(Drivebycuriosity) - Often I read the term "Wisdom of the crowd". It claims that a large group is smarter than a single person. History shows that this claim is wrong, the reality is quite contrary. Crowds behave unpredictable, irrational and dangerous.
This week we heard that more than 700 people got killed in a Mecca stampede (cnn). The authorities knew this risk because stampedes happen frequently there. The Saudis invested billions of dollars into anti-stampede infrastructure and crowd-control technology (businessinsider). But all these precautions didn´t`t help, the crowds found a way to destroy themselves.
The deadly incidents happen too often. On December 31, 2014, a deadly stampede occurred in Shanghai, where around 300,000 people had gathered for the new year celebration (wikipedia). In July 2010 at least 18 people died at the Love Parade music festival in Germany when they were crushed inside a tunnel during a stampede caused by panic (theguardian).
Stampedes are known form cattle which sometimes panic all together and trample down everything which is in their way. Lemmings are another infamous example of self-destructive crowd behavior. Stampedes are a violent form of herding behavior, the members of a group suddenly behave all in the same way.
I remember a visit at a huge rock concert in Germany, Rock am Ring 1993, where I got caught for some minutes in a maelstrom of people who moved stubbornly between the stages. I got the impression that stubborn, ruthless and aggressive behavior by individuals, like shoving and pushing neighbors, can accumulate into a deadly force.
Financial markets are influenced by aggressive herding behavior as well. Sometimes falling stock prices induce more people to sell, others follow which leads suddenly to a spiraling snow ball effect. Most of these flash crashes are relatively harmless and very short lived (wikipedia).
But sometimes herding behavior leads to nearly apocalyptical consequences.
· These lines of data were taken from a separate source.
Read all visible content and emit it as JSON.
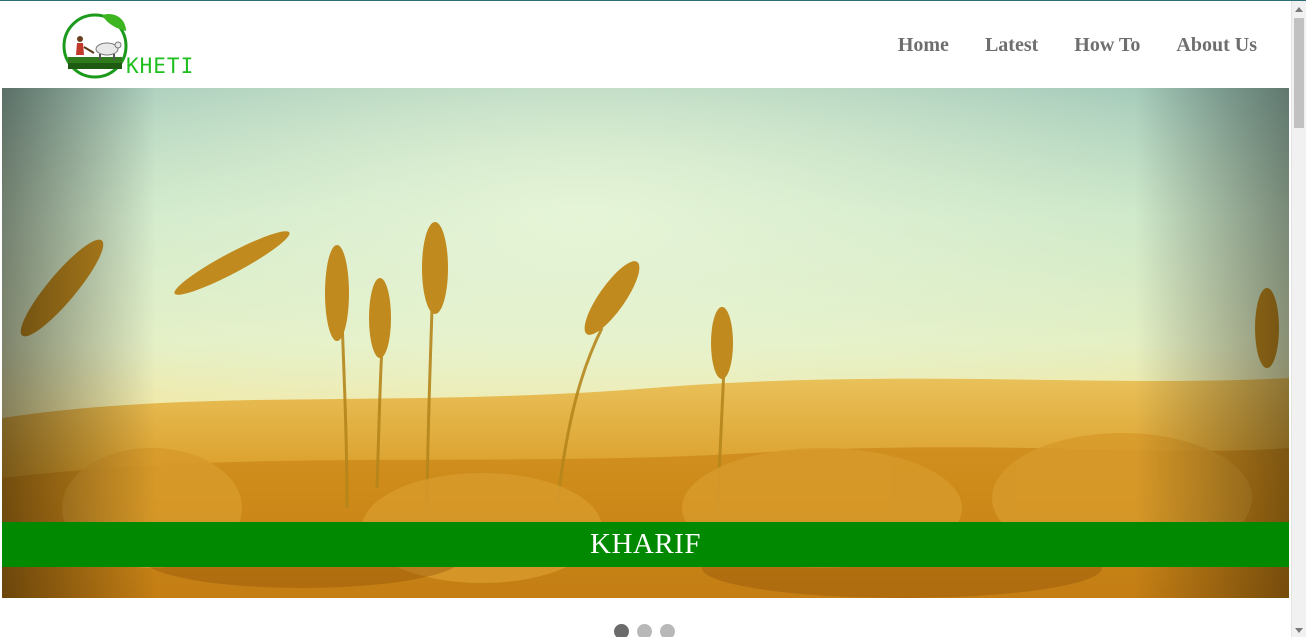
{
  "brand": {
    "logo_text": "KHETI",
    "logo_icon": "farmer-plough-leaf-logo",
    "brand_color": "#1fbf1f"
  },
  "nav": {
    "items": [
      {
        "label": "Home"
      },
      {
        "label": "Latest"
      },
      {
        "label": "How To"
      },
      {
        "label": "About Us"
      }
    ],
    "text_color": "#6e6e6e"
  },
  "hero": {
    "image": "wheat-field-photo",
    "caption": "KHARIF",
    "caption_bg": "#018a01"
  },
  "carousel": {
    "slide_count": 3,
    "active_index": 0,
    "active_color": "#6b6b6b",
    "inactive_color": "#b8b8b8"
  }
}
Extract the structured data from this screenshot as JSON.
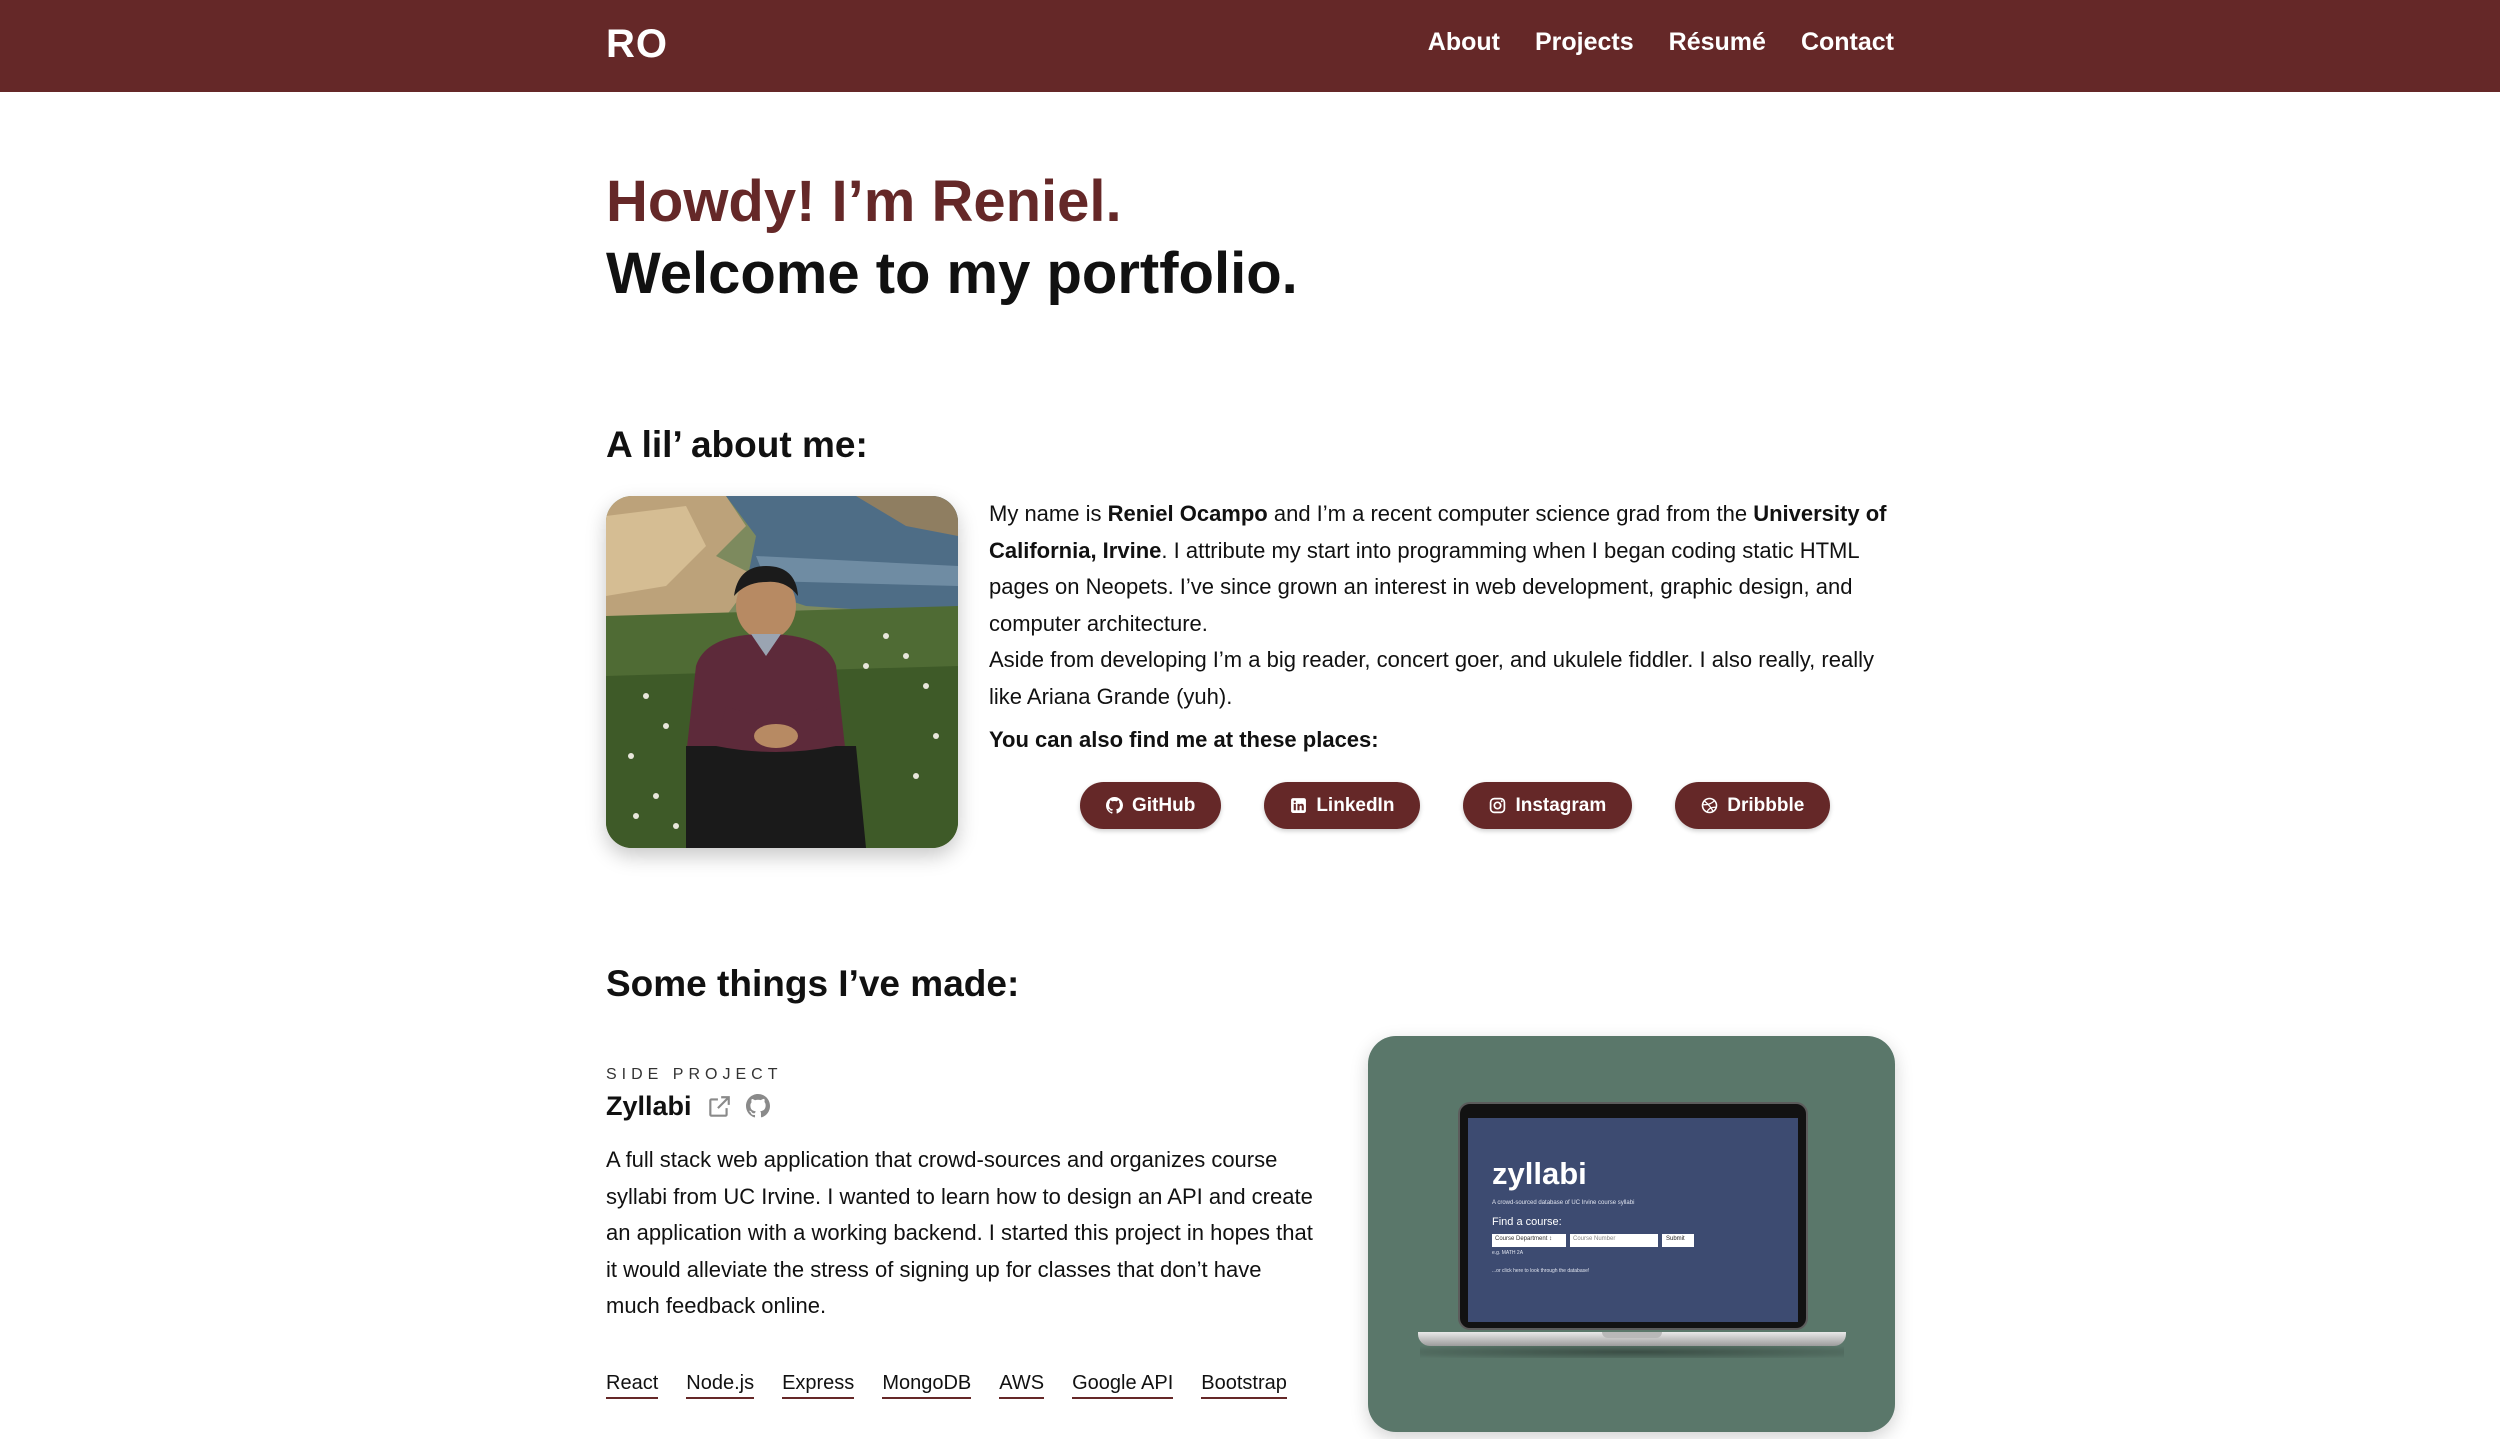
{
  "nav": {
    "brand": "RO",
    "links": [
      "About",
      "Projects",
      "Résumé",
      "Contact"
    ]
  },
  "hero": {
    "line1": "Howdy! I’m Reniel.",
    "line2": "Welcome to my portfolio."
  },
  "about": {
    "title": "A lil’ about me:",
    "bio_p1_a": "My name is ",
    "bio_p1_name": "Reniel Ocampo",
    "bio_p1_b": " and I’m a recent computer science grad from the ",
    "bio_p1_school": "University of California, Irvine",
    "bio_p1_c": ". I attribute my start into programming when I began coding static HTML pages on Neopets. I’ve since grown an interest in web development, graphic design, and computer architecture.",
    "bio_p2": "Aside from developing I’m a big reader, concert goer, and ukulele fiddler. I also really, really like Ariana Grande (yuh).",
    "find_me": "You can also find me at these places:",
    "socials": [
      {
        "label": "GitHub",
        "icon": "github-icon"
      },
      {
        "label": "LinkedIn",
        "icon": "linkedin-icon"
      },
      {
        "label": "Instagram",
        "icon": "instagram-icon"
      },
      {
        "label": "Dribbble",
        "icon": "dribbble-icon"
      }
    ]
  },
  "projects": {
    "title": "Some things I’ve made:",
    "items": [
      {
        "eyebrow": "SIDE PROJECT",
        "name": "Zyllabi",
        "description": "A full stack web application that crowd-sources and organizes course syllabi from UC Irvine. I wanted to learn how to design an API and create an application with a working backend. I started this project in hopes that it would alleviate the stress of signing up for classes that don’t have much feedback online.",
        "tags": [
          "React",
          "Node.js",
          "Express",
          "MongoDB",
          "AWS",
          "Google API",
          "Bootstrap"
        ],
        "preview": {
          "logo": "zyllabi",
          "subtitle": "A crowd-sourced database of UC Irvine course syllabi",
          "find_label": "Find a course:",
          "select_value": "Course Department ↕",
          "input_placeholder": "Course Number",
          "submit_label": "Submit",
          "example": "e.g. MATH 2A",
          "click_text": "...or click here to look through the database!"
        }
      }
    ]
  },
  "colors": {
    "brand": "#652828",
    "card": "#5a776a",
    "screen": "#3d4b71"
  }
}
In the years 2007 and the first half of 2008 prices for oil and other commodities went sharply up, because the crowd believed that oil production has reached a peak (peak oil) and commodities are in super-cycle. Climbing prices attracted more buyers, who jumped onto the bandwagon, which amplified the price gains. In summer the price of oil price peaked at $147 (more than triple of the average price of the years before macrotrends) which aggravated the recession considerably (econbrowser). In autumn 2008 the fall of Lehman Brothers caused a panic selling on the stock market - amplified by massive short selling by hedge funds - and the herding behavior caused a stampede of pessimism which lead to the most severe post war recession.
I try to avoid huge crowds since my "Rock am Ring" experience. Beware of the crowds!